【読書メモ】「今をどう生きるか」(五木 寛之,松原 泰道)




考えてもしょうがないことをついつい考え込んでしまうことはありませんか。「自分は人事異動するのだろうか」「明日の会議うまくいくだろうか」など自分の力ではどうしようもないのだけれど、ついつい考え込んでしまう。そんなとき、次のエピソードが心に響きました。

ブッダは死後どうなるのかについては一切口にしなかったといいます。「もっと大事なことを問え」というのです。だれも経験したことのない死後の世界を議論することは観念の遊戯で果てがない。そんなことに時間を使っていては、いまという大事なときが過ぎ去ってしまう。


また、著者の松原さんは、自分だけに与えられた悲しみや苦しみを味わうことで人々の苦悩がわかるのではないかといいます。そして、他人の気持ちが理解でき、やさしくなれるのです。苦しみを感じることで人さまの役に立てるということです。

自分だけが苦しくて辛いと感じたときは、こう考えるとほんの少しかもしれませんが軽くなるかもしれませんね。



著者の五木さんは、その時代その時代に応じて仏教という宝の山から自分たちの生きる指針を取り出すことが重要ではないかといいます。

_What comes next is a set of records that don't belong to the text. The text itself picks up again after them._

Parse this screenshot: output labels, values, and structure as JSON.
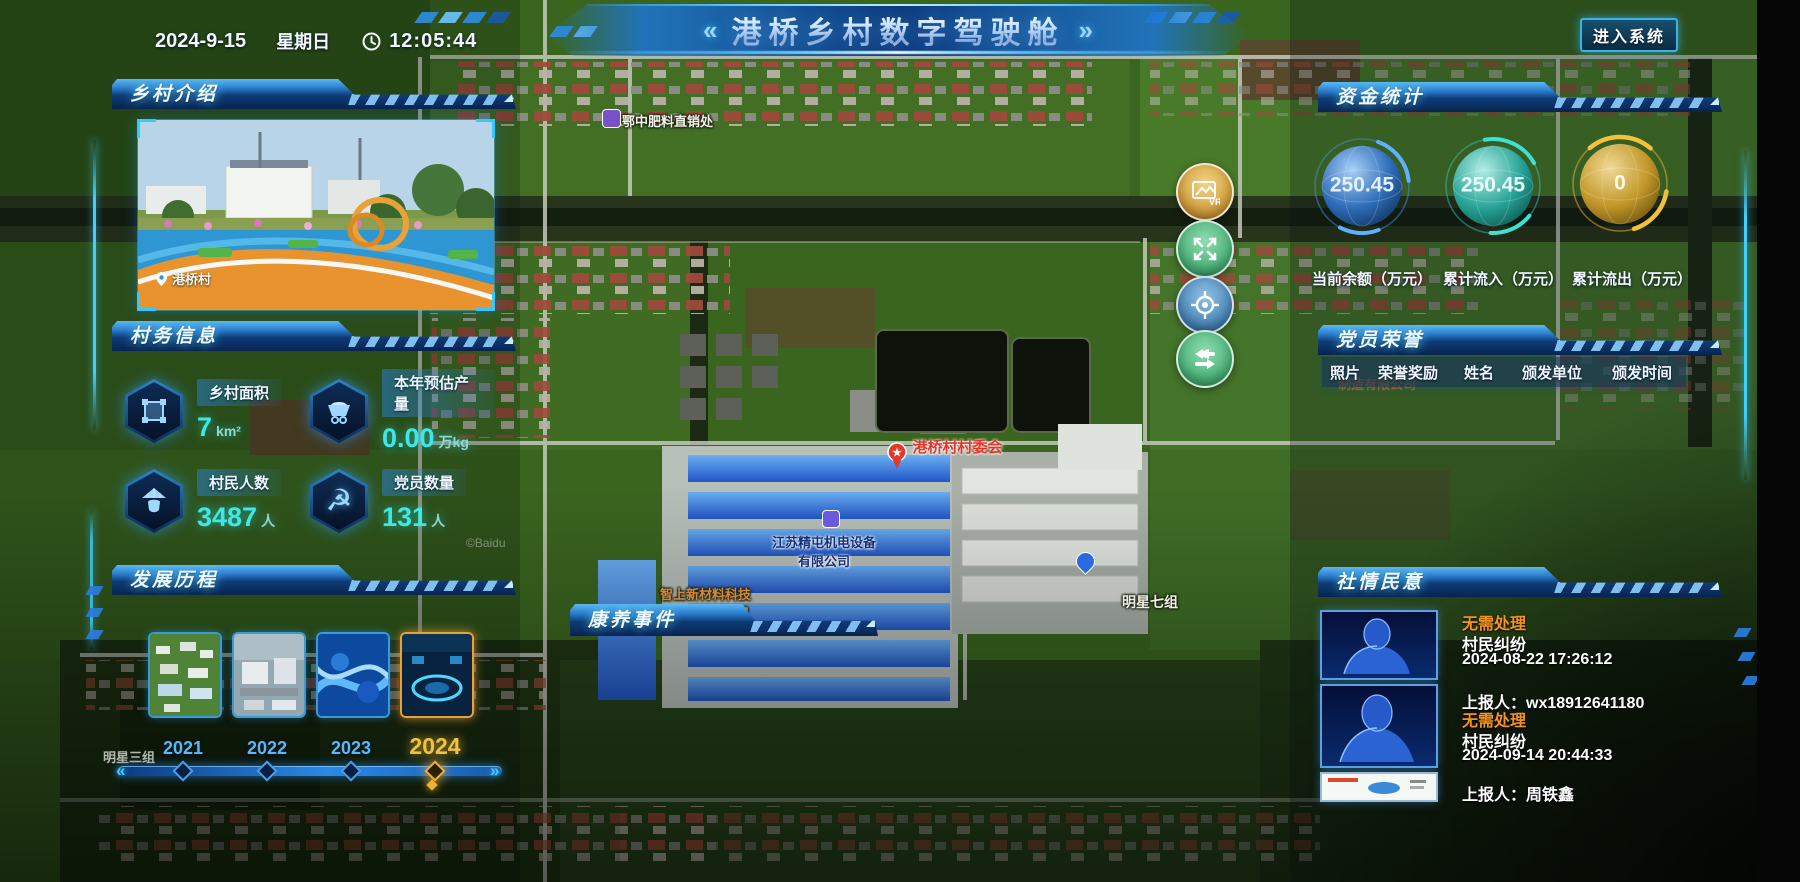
{
  "header": {
    "date": "2024-9-15",
    "weekday": "星期日",
    "time": "12:05:44",
    "chevron_left": "«",
    "chevron_right": "»",
    "title": "港桥乡村数字驾驶舱",
    "enter_button": "进入系统"
  },
  "intro": {
    "title": "乡村介绍",
    "photo_caption": "港桥村"
  },
  "affairs": {
    "title": "村务信息",
    "stats": [
      {
        "icon": "area-icon",
        "label": "乡村面积",
        "value": "7",
        "unit": "km²"
      },
      {
        "icon": "cart-icon",
        "label": "本年预估产量",
        "value": "0.00",
        "unit": "万kg"
      },
      {
        "icon": "villager-icon",
        "label": "村民人数",
        "value": "3487",
        "unit": "人"
      },
      {
        "icon": "party-icon",
        "label": "党员数量",
        "value": "131",
        "unit": "人"
      }
    ]
  },
  "history": {
    "title": "发展历程",
    "active_year": "2024",
    "years": [
      {
        "label": "2021"
      },
      {
        "label": "2022"
      },
      {
        "label": "2023"
      },
      {
        "label": "2024"
      }
    ]
  },
  "funds": {
    "title": "资金统计",
    "gauges": [
      {
        "value": "250.45",
        "label": "当前余额（万元）",
        "color": "#4a9ae8"
      },
      {
        "value": "250.45",
        "label": "累计流入（万元）",
        "color": "#35d0c0"
      },
      {
        "value": "0",
        "label": "累计流出（万元）",
        "color": "#e8b830"
      }
    ]
  },
  "honors": {
    "title": "党员荣誉",
    "columns": [
      "照片",
      "荣誉奖励",
      "姓名",
      "颁发单位",
      "颁发时间"
    ]
  },
  "opinions": {
    "title": "社情民意",
    "status_color": "#f7941e",
    "items": [
      {
        "status": "无需处理",
        "category": "村民纠纷",
        "time": "2024-08-22 17:26:12",
        "reporter": "上报人：wx18912641180"
      },
      {
        "status": "无需处理",
        "category": "村民纠纷",
        "time": "2024-09-14 20:44:33",
        "reporter": "上报人：周铁鑫"
      }
    ]
  },
  "health": {
    "title": "康养事件"
  },
  "map": {
    "labels": {
      "fertilizer": "鄂中肥料直销处",
      "committee": "港桥村村委会",
      "company1_line1": "江苏精屯机电设备",
      "company1_line2": "有限公司",
      "company2_line1": "智上新材料科技",
      "company2_line2": "(东台)有限公司",
      "factory_fragment": "制造有限公司",
      "group7": "明星七组",
      "group3": "明星三组",
      "watermark": "©Baidu"
    },
    "controls": [
      {
        "name": "vr-photo-button",
        "badge": "VR"
      },
      {
        "name": "expand-button"
      },
      {
        "name": "locate-button"
      },
      {
        "name": "switch-button"
      }
    ]
  }
}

私は同じ本を何回も読むことはめったにありません。でも、同じ本を複数回読む意味ってこういうところにあるのかもしれないと改めて気づかされました。
 



科学的に証明されていなからこそ「信じる」ということになる。

客観的に証明されていなくても自分の感覚を頼りに「信じる」ことも必要なんだと思うことができた五木さんの言葉です。宗教的なことや奇跡的なことを科学的に説明しようとする人がいるが、合理的だったら信じる必要はない。納得すればいい。理解できないことだから信じるのである、ということです。



以下、二つは私も実践しているものです。
・ある仏教の学者は、ブッダの最後の説法を一言で言うと「依頼心を捨てよ」と解釈している。
・松原さんは、本当の締切日から一日早い日を締切日と考えたり 10時に出かけるときは9時に出かける心づもりをしているといいます。それを「心の夏時間(サマータイム)」と表現 しています。



※本記事は、以前運営していたブログ(books in life ~知識の倉庫~)で掲載した記事の内容を一部加筆修正したものです。